I’d always liked Dalt Lancaster, and I tried not to feel sorry for him. Even though his father had died many years ago, and even though the old man’s money was long gone, Dalt still seemed always to be looking over his shoulder. His mother the judge seemed to love him well enough, although she’d never tried to hide her disappointment in the way his life had gone. Dalt had never really crawled out from under Frederick Lancaster’s big paternal shadow, and that seemed to explain everything.
Dalt once told me that fatherhood scared him. He was afraid he’d turn into the father that his own had been. That’s why he let Teresa have Robert. He’d rather be no father at all than end up like his own old man.
The bar at Vic’s was two deep with theater people in silk dresses and pearl necklaces and summer-weight suits and blazers, but when I shouldered my way through them and stepped into the dining area, I saw a face lean out and a hand wave from the booth in the far corner.
I went to the booth. I guessed it was Robert, although I hadn’t seen him in many years. He resembled his Italian mother. A big mop of curly black hair, bronze skin, white teeth. He was a slender, handsome kid-almost-a-man. He wore the uniform of his generation—sunglasses, black T-shirt, and a gold stud in his left ear.
I shook Robert’s hand. Dalton Lancaster and a man I didn’t recognize were sitting across from him.
Robert gestured at the man sitting beside Dalt. “This is Mike Warner. My Uncle Mike. He just got here. He’s going to drive my father home. The doctor said he shouldn’t drive.”
Mike Warner had curly sun-bleached hair, a tanned face, and startling blue eyes. I guessed he was a few years older than Dalt, late forties, maybe.
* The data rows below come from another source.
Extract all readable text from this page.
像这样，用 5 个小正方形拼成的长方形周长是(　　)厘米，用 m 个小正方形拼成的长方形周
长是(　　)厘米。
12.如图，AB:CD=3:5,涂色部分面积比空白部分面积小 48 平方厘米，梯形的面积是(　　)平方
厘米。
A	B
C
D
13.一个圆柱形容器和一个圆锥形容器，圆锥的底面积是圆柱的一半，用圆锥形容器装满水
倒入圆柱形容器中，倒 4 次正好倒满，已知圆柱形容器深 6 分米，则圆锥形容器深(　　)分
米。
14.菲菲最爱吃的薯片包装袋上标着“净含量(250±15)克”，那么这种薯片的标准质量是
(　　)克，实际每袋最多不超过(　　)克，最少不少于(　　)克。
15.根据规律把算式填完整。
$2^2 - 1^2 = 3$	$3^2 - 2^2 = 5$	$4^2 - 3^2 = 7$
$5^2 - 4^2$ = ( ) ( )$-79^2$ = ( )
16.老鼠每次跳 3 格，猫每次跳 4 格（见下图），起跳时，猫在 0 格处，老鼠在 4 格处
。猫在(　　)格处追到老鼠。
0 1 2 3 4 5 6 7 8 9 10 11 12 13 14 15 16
He was cradling a mug of beer on the table in both of his beefy hands.
He took his right hand off his sweaty beer mug, wiped it on his pants, and held it out to me. “Hey.”
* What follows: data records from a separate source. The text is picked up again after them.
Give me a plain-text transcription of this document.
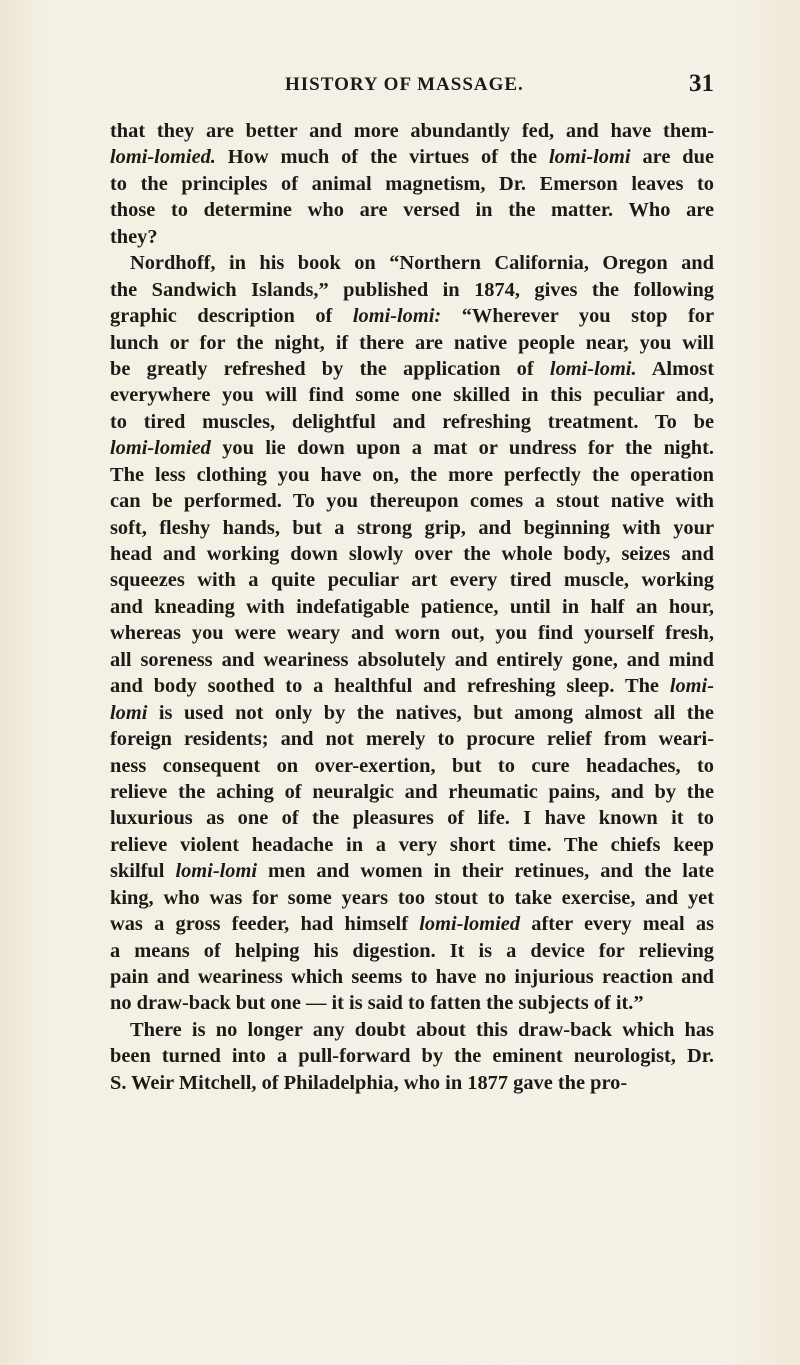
HISTORY OF MASSAGE.	31
that they are better and more abundantly fed, and have them-
lomi-lomied. How much of the virtues of the lomi-lomi are due
to the principles of animal magnetism, Dr. Emerson leaves to
those to determine who are versed in the matter. Who are
they?
Nordhoff, in his book on “Northern California, Oregon and
the Sandwich Islands,” published in 1874, gives the following
graphic description of lomi-lomi: “Wherever you stop for
lunch or for the night, if there are native people near, you will
be greatly refreshed by the application of lomi-lomi. Almost
everywhere you will find some one skilled in this peculiar and,
to tired muscles, delightful and refreshing treatment. To be
lomi-lomied you lie down upon a mat or undress for the night.
The less clothing you have on, the more perfectly the operation
can be performed. To you thereupon comes a stout native with
soft, fleshy hands, but a strong grip, and beginning with your
head and working down slowly over the whole body, seizes and
squeezes with a quite peculiar art every tired muscle, working
and kneading with indefatigable patience, until in half an hour,
whereas you were weary and worn out, you find yourself fresh,
all soreness and weariness absolutely and entirely gone, and mind
and body soothed to a healthful and refreshing sleep. The lomi-
lomi is used not only by the natives, but among almost all the
foreign residents; and not merely to procure relief from weari-
ness consequent on over-exertion, but to cure headaches, to
relieve the aching of neuralgic and rheumatic pains, and by the
luxurious as one of the pleasures of life. I have known it to
relieve violent headache in a very short time. The chiefs keep
skilful lomi-lomi men and women in their retinues, and the late
king, who was for some years too stout to take exercise, and yet
was a gross feeder, had himself lomi-lomied after every meal as
a means of helping his digestion. It is a device for relieving
pain and weariness which seems to have no injurious reaction and
no draw-back but one — it is said to fatten the subjects of it.”
There is no longer any doubt about this draw-back which has
been turned into a pull-forward by the eminent neurologist, Dr.
S. Weir Mitchell, of Philadelphia, who in 1877 gave the pro-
I shook Warner’s hand, said, “Hey,” and slid in beside Robert. “You must be Jess’s brother, then.”
“No,” he said. “I’m Kimmie’s husband. Kimmie is Jess’s sister, which makes me Dalt’s brother-in-law.” He grinned. “Got all that?”
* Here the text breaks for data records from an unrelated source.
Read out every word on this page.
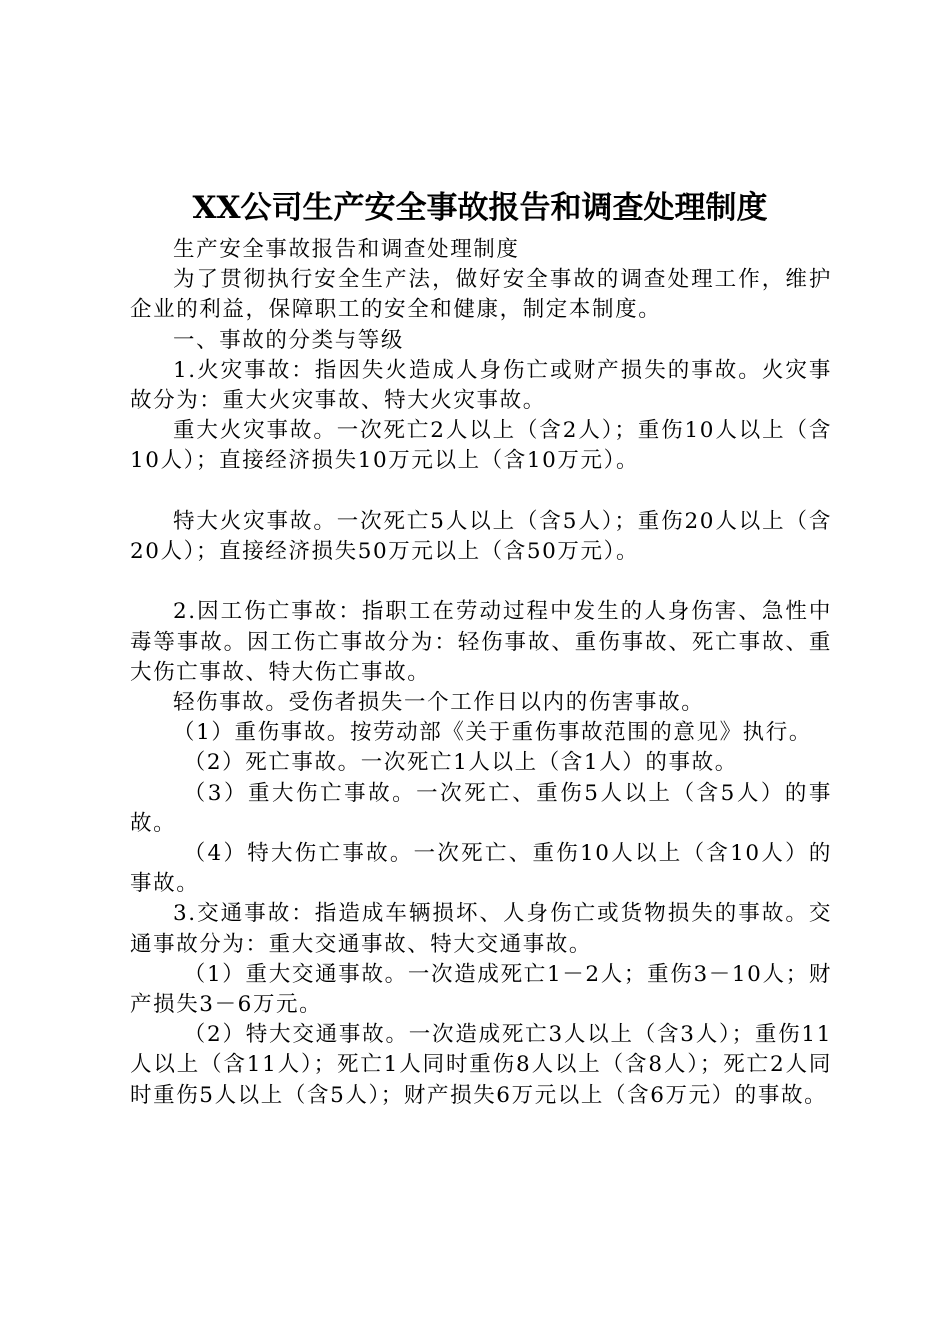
XX公司生产安全事故报告和调查处理制度

生产安全事故报告和调查处理制度

为了贯彻执行安全生产法，做好安全事故的调查处理工作，维护企业的利益，保障职工的安全和健康，制定本制度。

一、事故的分类与等级

1.火灾事故：指因失火造成人身伤亡或财产损失的事故。火灾事故分为：重大火灾事故、特大火灾事故。

重大火灾事故。一次死亡2人以上（含2人）；重伤10人以上（含10人）；直接经济损失10万元以上（含10万元）。

特大火灾事故。一次死亡5人以上（含5人）；重伤20人以上（含20人）；直接经济损失50万元以上（含50万元）。

2.因工伤亡事故：指职工在劳动过程中发生的人身伤害、急性中毒等事故。因工伤亡事故分为：轻伤事故、重伤事故、死亡事故、重大伤亡事故、特大伤亡事故。

轻伤事故。受伤者损失一个工作日以内的伤害事故。

（1）重伤事故。按劳动部《关于重伤事故范围的意见》执行。

（2）死亡事故。一次死亡1人以上（含1人）的事故。

（3）重大伤亡事故。一次死亡、重伤5人以上（含5人）的事故。

（4）特大伤亡事故。一次死亡、重伤10人以上（含10人）的事故。

3.交通事故：指造成车辆损坏、人身伤亡或货物损失的事故。交通事故分为：重大交通事故、特大交通事故。

（1）重大交通事故。一次造成死亡1－2人；重伤3－10人；财产损失3－6万元。

（2）特大交通事故。一次造成死亡3人以上（含3人）；重伤11人以上（含11人）；死亡1人同时重伤8人以上（含8人）；死亡2人同时重伤5人以上（含5人）；财产损失6万元以上（含6万元）的事故。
I shrugged. “Either way you’re Robert’s uncle.”
“Stepuncle,” he said, “technically.”
Dalton Lancaster was sipping a Coke through a straw. The entire left side of his face was red and beginning to swell, his left eye was bloodshot and half closed, and his left eyebrow was covered with a Band-Aid. Some dried blood had caked in one of his nostrils, and his shirt was torn and smudged with dirt.
“What the hell happened?” I said to him.
“Three guys,” he mumbled. “In the parking lot.” He talked through clenched teeth. His voice was so low I had to lean across the table to hear him. “Bastards punched me, knocked me down, kicked me.”
I pointed at his wrist. “They didn’t take your watch.”
“They took nothing,” he said, staring down into his glass of Coke. “They just kicked me. Loosened some teeth, bruised some ribs. The doctor said I was lucky.” He tried to smile, but it didn’t work, and he had to squeeze his eyes shut for a minute. “No broken bones, no internal injuries. Just a raging fucking headache.” He looked up at me. “I know what you’re thinking.”
“It wasn’t luck, you know,” I said. “If they didn’t break anything, it’s because they didn’t want to. This was to put you on notice.”
He nodded. “Yeah, well, for what?”
“You tell me. What did they say?”
He shook his head. “I don’t know. I was too busy getting my head kicked in.”
“Did you get a look at them?”
He shrugged. “They were kind of short and dark and muscular. Italian, Hispanic, something like that: They were wearing suits. They followed me to the parking lot. I was kind of aware of them behind me, but I didn’t think anything about it. Figured just some guys like me, heading for their car.”
“Could you pick them out of a lineup?”
He shook his head. “It was dark. They came up behind me. They were just, you know, thugs. One of them had a big mole or wart or something on his face.”